Typically, independent filmmakers send their projects to festivals in order to compete for awards, thus granting them bigger exposure and the chance to reach Hollywood.

In addition to hosting an array of films, the festival will include a question and answer session with actor/singer Danny Aiello and panel discussions with the filmmakers after most of the presentations.

The festival also will be awarding legendary actor Charles Durning with its 2007 Lifetime Achievement Award during the festival's Gala Award Ceremony.

Sponsors of the event include The Hudson Reporter, New York Waterway and W-CBS amongst others.

Fourteen categories

Participants in the contest will compete in 14 categories, including Best Feature, Best Actor/Actress, and Best Screenplay. The competition will be judged by a celebrity jury consisting of Academy and Emmy Award winning performers and production staff.

A $1,000 cash prize will be awarded to the winner of the Best Feature Film, with the majority of the other winners receiving prizes of $500.

Of the nearly 2,000 films that were submitted in this year's competition, approximately only 55 were accepted for the competition, according to Del Vecchio, who viewed about 500 films himself.

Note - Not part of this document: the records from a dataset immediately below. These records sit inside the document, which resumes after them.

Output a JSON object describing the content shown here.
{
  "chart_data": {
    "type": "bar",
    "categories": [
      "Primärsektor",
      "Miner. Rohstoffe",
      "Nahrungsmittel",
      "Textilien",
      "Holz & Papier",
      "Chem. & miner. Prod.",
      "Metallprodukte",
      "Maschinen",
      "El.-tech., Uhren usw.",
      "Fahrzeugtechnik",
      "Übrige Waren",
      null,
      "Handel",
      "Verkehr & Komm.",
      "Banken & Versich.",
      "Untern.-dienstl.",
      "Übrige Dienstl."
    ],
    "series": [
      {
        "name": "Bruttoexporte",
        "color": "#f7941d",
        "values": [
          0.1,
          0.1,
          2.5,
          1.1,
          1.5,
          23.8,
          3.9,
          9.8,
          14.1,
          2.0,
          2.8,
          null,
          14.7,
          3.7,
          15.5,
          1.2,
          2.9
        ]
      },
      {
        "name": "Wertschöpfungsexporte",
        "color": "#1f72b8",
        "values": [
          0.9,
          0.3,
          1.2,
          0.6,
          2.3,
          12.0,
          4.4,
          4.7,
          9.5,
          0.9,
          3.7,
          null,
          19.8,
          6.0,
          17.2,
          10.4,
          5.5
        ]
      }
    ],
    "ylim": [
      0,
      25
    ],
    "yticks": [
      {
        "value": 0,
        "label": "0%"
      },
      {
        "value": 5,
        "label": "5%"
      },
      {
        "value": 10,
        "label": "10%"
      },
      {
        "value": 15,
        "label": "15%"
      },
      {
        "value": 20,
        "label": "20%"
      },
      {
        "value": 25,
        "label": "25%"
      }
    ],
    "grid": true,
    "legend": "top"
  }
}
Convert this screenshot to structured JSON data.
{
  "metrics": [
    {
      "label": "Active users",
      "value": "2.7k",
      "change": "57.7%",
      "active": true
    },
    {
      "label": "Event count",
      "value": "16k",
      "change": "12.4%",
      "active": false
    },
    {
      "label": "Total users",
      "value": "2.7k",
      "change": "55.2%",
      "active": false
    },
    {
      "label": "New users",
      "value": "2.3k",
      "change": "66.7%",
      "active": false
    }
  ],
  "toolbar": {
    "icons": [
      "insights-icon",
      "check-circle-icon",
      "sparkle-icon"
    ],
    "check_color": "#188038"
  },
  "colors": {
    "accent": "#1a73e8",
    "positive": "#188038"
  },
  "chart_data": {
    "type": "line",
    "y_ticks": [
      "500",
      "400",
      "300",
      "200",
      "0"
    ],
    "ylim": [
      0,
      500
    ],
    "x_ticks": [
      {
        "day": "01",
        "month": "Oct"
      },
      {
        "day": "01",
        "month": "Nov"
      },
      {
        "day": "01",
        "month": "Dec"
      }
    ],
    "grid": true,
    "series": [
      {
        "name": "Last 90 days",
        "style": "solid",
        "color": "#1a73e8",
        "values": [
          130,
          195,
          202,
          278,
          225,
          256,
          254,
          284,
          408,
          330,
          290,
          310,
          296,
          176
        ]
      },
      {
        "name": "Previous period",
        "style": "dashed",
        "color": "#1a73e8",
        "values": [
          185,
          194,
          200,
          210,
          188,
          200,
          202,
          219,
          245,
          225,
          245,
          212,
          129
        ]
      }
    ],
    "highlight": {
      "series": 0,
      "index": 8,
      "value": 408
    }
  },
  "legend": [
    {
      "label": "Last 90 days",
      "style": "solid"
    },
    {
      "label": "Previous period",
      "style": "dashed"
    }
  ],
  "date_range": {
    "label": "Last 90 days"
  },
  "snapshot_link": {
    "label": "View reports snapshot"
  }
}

Del Vecchio added that every film entered was viewed by at least three individuals on the 20-member screening committee.

Thirteen of the films that are being shown at the festival were not entered into the contest. An example is Del Veccio's own Polycarp, a psychological thriller that includes in the cast Durning and Hoboken Police Captain Anthony Falco Sr.

Tickets to attend the showings cost $9 and can be purchased at several locations around town, all of which are included on the film festival's Web site at www.hobokeninternationalfilmfestival.com.

How it came about

After producing the New Jersey International Film and Screenplay Festival in Hackensack in May of 2006, Del Vecchio decided to relocate the event. He had received offers from municipalities throughout the state, including Newark and Atlantic City, before deciding on Hoboken, which he said was an easy choice.

Having lived in Hoboken from 1997 to 1998 and being a native of Hudson County, Del Vecchio recalled the energy, culture, and tradition that defined the town.

This, along with the courting of Falco, who is a film producer, led to the creation of the festival. "[The festival] will bring a multitude of benefits to the city," said Falco. "[It's] bringing people in the [independent film] industry to Hoboken that have never been here before, and over time, when word gets around, you'll see more established people in the industry coming to Hoboken."

Falco is the city's film liaison and a festival commissioner, and will be one of the judges on the panel. Falco is joined on the panel by Emmy Award winning actress Eileen Fulton, Academy Award and Emmy Award winning producer Richard Barclay, critically acclaimed director B.J. Davis, MTV Casting Director Michael Petolino, daytime television stars Sonia Satra and Ed Fry, boxing attorney Michael Borao, actor Brandon Slagle, Hoboken Director of Cultural Affairs Geri Fallo, Del Vecchio, and his wife Francine, who is a screenwriter and professor at Columbia University.

Film festivals and Hoboken

Over the years, Hoboken has played host to several film festivals.

One was the Hoboken Film Festival that debuted in 1988 and was held in Maxwell's before being renamed the Hudson County Film Festival the following year. From 1989 through 1993, the festival was held first at the Shannon Lounge and later at the former Renegade Theatre Company, which was located in the area of 10th and Madison streets.

In 1994, the festival was renamed, for the last time, the New Jersey Independent Film & Video Festival. A major sponsor for the event was Projected Images, a non-profit organization created 20 years ago by Fallo to bring alternative films to Hoboken residents.

Another film festival that featured international films and used Hoboken as a backdrop was the Back East Picture Show, which was held in 2002 and 2003 at the former Hudson Street Cinemas, which closed two years ago.